Nesta entrevista ao UOL Esporte, Claudinho também fala sobre suas passagens por Santos e Corinthians antes de estourar e principalmente sobre o futuro, já que seu nome é um dos mais badalados do mercado da bola para 2021: "Vejo muitos comentários de 'volta para o Santos', 'volta para o Corinthians', 'vem para o Flamengo', 'vem para o Grêmio' e fico feliz." Mas e futebol europeu, está nos planos?

O futebol brasileiro já está ansioso pela próxima profecia de dona Lúcia.

Ari Ferreira

Veja a entrevista com Claudinho

Mãe "descobriu" talento e mudou de vida para Claudinho poder jogar

Lúcia é mais do que "profetiza" na carreira de Claudinho. Nascido em São Paulo e criado num bairro da cidade de São Vicente chamado Jóquei Clube, o menino começou a jogar bola por influência dela: "Sempre morei em comunidade, família muito humilde. Com quatro anos de idade já estava brincando com o pessoal mais velho, de seis, sete. Um dia passou um rapaz que tinha uma escolinha de futebol lá na comunidade, me viu jogando com os caras mais velhos e falou para minha mãe me levar na escolinha porque via potencial em mim."

Depois de seis meses nessa escolinha, Claudinho jogou um amistoso contra o Santos e despertou interesse. Com cinco anos, já atuava pelo futsal do clube. Aos poucos, uma questão financeira foi se tornando um obstáculo mais sólido: faltava dinheiro para pagar a condução até os treinos e compromissos do time na outra cidade.

"Vivíamos do básico. Meu pai trabalhava para pagar o aluguel ali, ter o arroz e o feijão e de vez em quando ter a mistura, de vez em quando ter o algo a mais, mas era isso. E minha mãe cuidava de mim", diz o jogador, que na época fez um pedido à mãe.

Ele não lembra, ela não esquece.

"Eu era muito pequeno, mas quando ela conta isso às vezes nos emocionamos. Eu cheguei nela e falei para ela não desistir de mim, que eu ia virar jogador e ia ajudar muito ela", diz, emocionado.

Na época, Lúcia decidiu trabalhar como diarista e empregada doméstica. Deixava Claudinho com uma tia ou na escola e saía para reforçar o orçamento da casa e permitir o sonho do filho de ser jogador do Santos.

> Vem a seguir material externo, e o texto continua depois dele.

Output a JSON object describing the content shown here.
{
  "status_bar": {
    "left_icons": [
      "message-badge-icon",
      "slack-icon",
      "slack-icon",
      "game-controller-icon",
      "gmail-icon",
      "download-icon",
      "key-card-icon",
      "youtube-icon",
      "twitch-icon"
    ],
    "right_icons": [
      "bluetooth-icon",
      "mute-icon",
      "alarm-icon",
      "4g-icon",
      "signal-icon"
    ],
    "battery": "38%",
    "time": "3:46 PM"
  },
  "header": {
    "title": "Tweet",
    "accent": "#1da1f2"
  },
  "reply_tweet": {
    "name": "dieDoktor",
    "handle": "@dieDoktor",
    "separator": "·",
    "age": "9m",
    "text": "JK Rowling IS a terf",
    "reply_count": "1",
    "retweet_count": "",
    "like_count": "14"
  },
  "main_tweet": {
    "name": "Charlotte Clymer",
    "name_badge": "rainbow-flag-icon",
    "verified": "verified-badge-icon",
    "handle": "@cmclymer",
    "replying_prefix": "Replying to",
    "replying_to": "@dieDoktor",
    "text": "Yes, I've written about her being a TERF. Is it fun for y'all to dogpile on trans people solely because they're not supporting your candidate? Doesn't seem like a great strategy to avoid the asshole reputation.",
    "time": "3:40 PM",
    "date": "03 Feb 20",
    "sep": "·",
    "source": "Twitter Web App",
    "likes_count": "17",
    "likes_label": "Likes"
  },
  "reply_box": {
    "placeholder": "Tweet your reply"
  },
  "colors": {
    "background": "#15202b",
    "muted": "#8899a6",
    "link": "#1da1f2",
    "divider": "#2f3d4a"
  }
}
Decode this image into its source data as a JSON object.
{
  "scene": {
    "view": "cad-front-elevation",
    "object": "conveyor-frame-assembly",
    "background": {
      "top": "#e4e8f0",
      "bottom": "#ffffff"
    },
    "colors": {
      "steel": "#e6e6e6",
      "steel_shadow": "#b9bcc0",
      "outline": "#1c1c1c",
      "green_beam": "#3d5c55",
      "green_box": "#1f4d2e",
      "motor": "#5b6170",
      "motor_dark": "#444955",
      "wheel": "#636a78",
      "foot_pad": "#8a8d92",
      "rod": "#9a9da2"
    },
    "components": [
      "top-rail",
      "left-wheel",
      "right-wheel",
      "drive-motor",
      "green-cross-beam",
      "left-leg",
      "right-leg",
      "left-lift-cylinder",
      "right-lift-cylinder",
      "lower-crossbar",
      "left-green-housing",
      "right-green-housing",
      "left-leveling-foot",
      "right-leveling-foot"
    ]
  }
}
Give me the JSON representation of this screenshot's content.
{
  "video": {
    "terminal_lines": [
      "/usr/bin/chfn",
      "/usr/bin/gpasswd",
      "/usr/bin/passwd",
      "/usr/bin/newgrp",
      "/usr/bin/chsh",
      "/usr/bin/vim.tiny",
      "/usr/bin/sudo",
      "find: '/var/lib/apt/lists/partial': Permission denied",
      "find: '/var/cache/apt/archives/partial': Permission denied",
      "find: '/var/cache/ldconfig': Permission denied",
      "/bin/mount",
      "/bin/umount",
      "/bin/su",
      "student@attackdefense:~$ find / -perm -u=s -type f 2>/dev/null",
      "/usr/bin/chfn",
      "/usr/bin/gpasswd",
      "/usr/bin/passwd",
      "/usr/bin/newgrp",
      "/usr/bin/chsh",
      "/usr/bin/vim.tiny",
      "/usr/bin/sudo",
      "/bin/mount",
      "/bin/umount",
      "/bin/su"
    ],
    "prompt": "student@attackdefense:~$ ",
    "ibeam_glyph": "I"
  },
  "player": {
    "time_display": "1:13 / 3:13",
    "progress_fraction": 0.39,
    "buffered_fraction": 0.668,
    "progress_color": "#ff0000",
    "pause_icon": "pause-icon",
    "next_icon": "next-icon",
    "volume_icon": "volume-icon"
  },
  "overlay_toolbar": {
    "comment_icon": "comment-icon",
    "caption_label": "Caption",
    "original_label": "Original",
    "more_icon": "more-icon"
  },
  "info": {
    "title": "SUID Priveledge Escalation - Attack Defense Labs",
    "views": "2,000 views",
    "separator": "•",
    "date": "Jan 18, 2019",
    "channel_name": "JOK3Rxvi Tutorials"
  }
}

"Hoje, graças a Deus, eu consigo ajudar minha família, ver minha mãe, meu pai e minha irmã felizes, é o mais importante. Esse é um pouquinho da minha história, não vou contar mais porque senão vou acabar me emocionando aqui (risos)".

Ari Ferreira Ari Ferreira

Do Santos ao Corinthians

Claudinho foi do futsal ao futebol de campo e ficou no Santos entre os 5 e os 18 anos. Atuou na geração de Caio Henrique (Mônaco), Thiago Maia (Flamengo) e Robson Bambu (Nice). Chegou a ser vice-artilheiro do Campeonato Paulista sub-17 de 2014, com 19 gols, e disputou uma edição da Copa São Paulo.

Ele era considerado uma promessa para o futuro dentro do clube, um novo Menino da Vila, mas não chegou a jogar profissionalmente por lá. Em julho de 2015, saiu. Teve propostas de clubes como Internacional, Atlético-MG e Sporting (Portugal), mas acabou assinando com o rival Corinthians. "Olha, de verdade, não era uma coisa que eu queria [trocar o Santos pelo Corinthians], porque vivi minha adolescência ali, me via subindo para o profissional e jogando profissionalmente ali", diz, ao UOL.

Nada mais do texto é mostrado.